By Leonard Maltin | Leonard Maltin August 1, 2012 at 4:20PM
Tony Martin had a golden voice, and even in his 90s exuded charm and class. I was thrilled when I first got to meet him and got an even bigger kick when I saw him and his wife at my synagogue’s High Holy Days services! “This,” I thought, “could only happen in Hollywood.” Yes, Tony Martin was born Alvin Morris, or “Haim Avruch,” as he once told me. It was 20th Century Fox chief Darryl F. Zanuck who renamed him, and even went so far as to bill him as “Anthony Martin” a couple of times early in his screen career.
He never became an A-list movie star, but if you want to see him at his best, check out a cute Columbia B musical from 1940 called Music in My Heart, in which he stars with Rita Hayworth and a first-rate cast of character actors. It’s an utterly formulaic and inconsequential film, but fun to watch, and Martin is effortlessly charming. Bob Wright and Chet Forrest wrote the tuneful score, and one of the songs that Martin introduced, “It’s a Blue World,” earned an Academy Award nomination that year.
And if you want to hear some of Jerome Kern and Oscar Hammerstein II’s Show Boat melodies done to perfection, check out the condensed version of their classic work as MGM incorporated it into the Kern biography Till the Clouds Roll By. Martin makes an ideal Gaylord Ravenal opposite Kathryn Grayson.

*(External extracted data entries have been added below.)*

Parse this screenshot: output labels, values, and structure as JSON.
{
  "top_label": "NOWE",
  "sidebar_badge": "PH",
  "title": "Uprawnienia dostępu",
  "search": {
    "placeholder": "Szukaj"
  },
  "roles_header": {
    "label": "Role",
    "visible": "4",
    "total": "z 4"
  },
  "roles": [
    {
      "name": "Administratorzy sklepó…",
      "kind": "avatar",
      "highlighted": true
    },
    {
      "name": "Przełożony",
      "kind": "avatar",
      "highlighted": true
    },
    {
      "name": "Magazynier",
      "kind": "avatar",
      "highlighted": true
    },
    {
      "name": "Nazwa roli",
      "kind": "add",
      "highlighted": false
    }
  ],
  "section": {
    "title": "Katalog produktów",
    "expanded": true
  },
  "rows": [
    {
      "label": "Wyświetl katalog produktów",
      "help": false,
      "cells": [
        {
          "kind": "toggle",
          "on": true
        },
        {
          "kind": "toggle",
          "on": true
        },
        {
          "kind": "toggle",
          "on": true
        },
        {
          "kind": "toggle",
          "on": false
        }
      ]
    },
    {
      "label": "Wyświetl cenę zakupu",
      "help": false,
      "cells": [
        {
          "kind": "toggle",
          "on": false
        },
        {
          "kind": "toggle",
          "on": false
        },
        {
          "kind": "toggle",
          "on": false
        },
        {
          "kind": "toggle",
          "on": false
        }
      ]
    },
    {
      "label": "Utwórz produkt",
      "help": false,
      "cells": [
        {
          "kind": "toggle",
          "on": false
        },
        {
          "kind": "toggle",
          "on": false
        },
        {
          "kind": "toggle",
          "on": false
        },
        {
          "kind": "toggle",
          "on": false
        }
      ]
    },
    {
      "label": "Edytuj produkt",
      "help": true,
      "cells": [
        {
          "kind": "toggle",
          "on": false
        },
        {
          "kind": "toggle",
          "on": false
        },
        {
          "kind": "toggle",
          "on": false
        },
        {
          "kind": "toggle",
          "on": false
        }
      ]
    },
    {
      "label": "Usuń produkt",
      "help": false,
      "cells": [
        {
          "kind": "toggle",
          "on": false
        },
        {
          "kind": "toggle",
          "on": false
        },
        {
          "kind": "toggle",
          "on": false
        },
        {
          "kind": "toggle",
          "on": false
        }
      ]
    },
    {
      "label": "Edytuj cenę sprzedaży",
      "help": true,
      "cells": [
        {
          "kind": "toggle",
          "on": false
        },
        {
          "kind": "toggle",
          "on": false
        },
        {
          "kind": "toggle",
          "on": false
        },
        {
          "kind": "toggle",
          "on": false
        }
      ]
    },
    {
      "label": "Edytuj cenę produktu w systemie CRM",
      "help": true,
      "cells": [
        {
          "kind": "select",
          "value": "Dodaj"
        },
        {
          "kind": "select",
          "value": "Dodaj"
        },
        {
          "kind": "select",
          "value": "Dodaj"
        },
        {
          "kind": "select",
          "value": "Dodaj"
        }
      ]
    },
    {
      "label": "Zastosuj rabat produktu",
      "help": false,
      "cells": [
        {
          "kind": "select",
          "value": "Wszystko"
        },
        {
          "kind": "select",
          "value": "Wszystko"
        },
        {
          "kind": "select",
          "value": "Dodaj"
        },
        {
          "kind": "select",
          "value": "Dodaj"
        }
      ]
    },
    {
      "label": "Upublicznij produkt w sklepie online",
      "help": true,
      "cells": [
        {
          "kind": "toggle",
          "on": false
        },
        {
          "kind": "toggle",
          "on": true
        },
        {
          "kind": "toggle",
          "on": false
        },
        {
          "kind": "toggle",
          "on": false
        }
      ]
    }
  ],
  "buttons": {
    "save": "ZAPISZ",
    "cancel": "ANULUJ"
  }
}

His best overall film is the one he produced, with his agent Nat Goldstone, Casbah (1948). It took nerve to take on the role of the daring French rogue Pépé le Moko, created by Jean Gabin and immortalized for American audiences by Charles Boyer in Algiers…but he pulled it off quite well, especially with actors like Peter Lorre and Thomas Gomez to play against, and two beautiful leading ladies (Yvonne De Carlo and Marta Toren). But he was proudest of the fact that Harold Arlen and Leo Robin provided four exceptionally good songs (“For Every Man There’s a Woman,” “Hooray for Love,” “It Was Written in the Stars,” and “What’s Good About Goodbye”), the first of which was nominated for an Oscar. He continued to sing them for the rest of his life. (In The Two Of Us, the autobiography he co-authored with his wife Cyd Charisse, and Dick Kleiner, he ruefully tells the story of how Casbah came about and how he lost every cent he put into it. Sorry to say, this first-rate film directed by John Berry is not available on DVD in the U.S.)

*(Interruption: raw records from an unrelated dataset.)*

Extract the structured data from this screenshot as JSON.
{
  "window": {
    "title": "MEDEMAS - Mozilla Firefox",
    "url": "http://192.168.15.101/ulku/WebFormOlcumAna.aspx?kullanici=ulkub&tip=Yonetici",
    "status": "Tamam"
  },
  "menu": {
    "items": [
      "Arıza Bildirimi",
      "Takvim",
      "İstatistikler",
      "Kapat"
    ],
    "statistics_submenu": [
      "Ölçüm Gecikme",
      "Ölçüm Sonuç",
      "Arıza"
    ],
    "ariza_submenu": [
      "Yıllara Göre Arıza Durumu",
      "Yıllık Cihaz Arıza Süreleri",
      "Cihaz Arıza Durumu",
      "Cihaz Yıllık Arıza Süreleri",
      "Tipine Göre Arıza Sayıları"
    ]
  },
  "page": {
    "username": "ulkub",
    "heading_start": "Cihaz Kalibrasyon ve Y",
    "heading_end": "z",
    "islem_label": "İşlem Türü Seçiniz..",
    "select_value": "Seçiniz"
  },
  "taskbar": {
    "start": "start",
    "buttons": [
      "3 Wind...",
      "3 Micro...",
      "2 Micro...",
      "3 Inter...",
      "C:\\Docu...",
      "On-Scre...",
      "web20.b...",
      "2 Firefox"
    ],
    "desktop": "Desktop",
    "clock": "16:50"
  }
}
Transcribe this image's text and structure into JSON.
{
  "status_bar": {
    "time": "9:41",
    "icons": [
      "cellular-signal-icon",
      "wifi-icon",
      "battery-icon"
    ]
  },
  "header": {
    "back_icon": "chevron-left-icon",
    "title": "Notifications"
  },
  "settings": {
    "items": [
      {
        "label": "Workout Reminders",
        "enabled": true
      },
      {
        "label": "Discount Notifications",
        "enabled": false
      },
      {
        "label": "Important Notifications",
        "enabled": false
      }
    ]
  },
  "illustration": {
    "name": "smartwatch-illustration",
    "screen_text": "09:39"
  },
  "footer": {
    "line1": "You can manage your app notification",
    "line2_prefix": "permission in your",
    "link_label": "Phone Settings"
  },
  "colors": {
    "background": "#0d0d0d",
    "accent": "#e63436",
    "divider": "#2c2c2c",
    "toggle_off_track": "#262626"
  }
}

Typecast as a straight man to such comics as The Ritz Brothers and The Marx Brothers, Martin rarely got to show his own sense of humor. But there is a famous unused take from a 1940 recording session with Harry Sosnik and his Orchestra. Martin is smoothly singing the ballad but when he flubs a lyric, instead of stopping cold he continues, mimicking one of his heroes, the ultra-hammy Harry Richman, right to the end of the track. It’s wonderful.
In 2004, my wife and I were delighted to see him perform, at age 90, at the Cinegrill in the Hollywood Roosevelt Hotel, which was then under the supervision of a major Martin fan and booster, Michael Feinstein (who later booked him at his nightclub in Manhattan). He still wore a tuxedo better than anyone I know; he even had a signature line of tux apparel with After Six years ago. His voice wasn’t what it was decades ago—whose is?—but he still sang quite well, and more important, he knew how to sell a song. After going for the high note at the end of “All the Things You Are,” he said with a smile, “That’s the last time you’re ever going to hear that note from me.”He was unflappable, even when he forgot some lyrics (the only time it happened all night) to “How Do You Keep the Music Playing.” Instead of trying to pretend there was nothing wrong, he joked about sometimes making up better words when he forgets the real ones.
When he played Catalina Jazz Club five years later I went back, and while his voice had diminished, his warmth and ability to put over a song (at age 95!) had not.
He was devoted to his wife of sixty years, Cyd Charisse, and when I spoke with him a few years ago he was still devastated by her passing in 2008. He endured another tragedy when their only son, Tony Martin, Jr., died in 2011. Tony Jr.’s face used to light up when he spoke about his parents, especially when he described them casually rehearsing in the kitchen for an appearance together as recently as the year 2000.
I feel privileged to have spent just a little time with Tony Martin, and I know I will continue to enjoy his voice—and his presence on screen—for many years to come. Incidentally, if you’re looking for a good CD (or download), I suggest you avoid the RCA compilation, which has too many mediocre songs, and go for this import instead: Tony Martin: Marching Along With Time.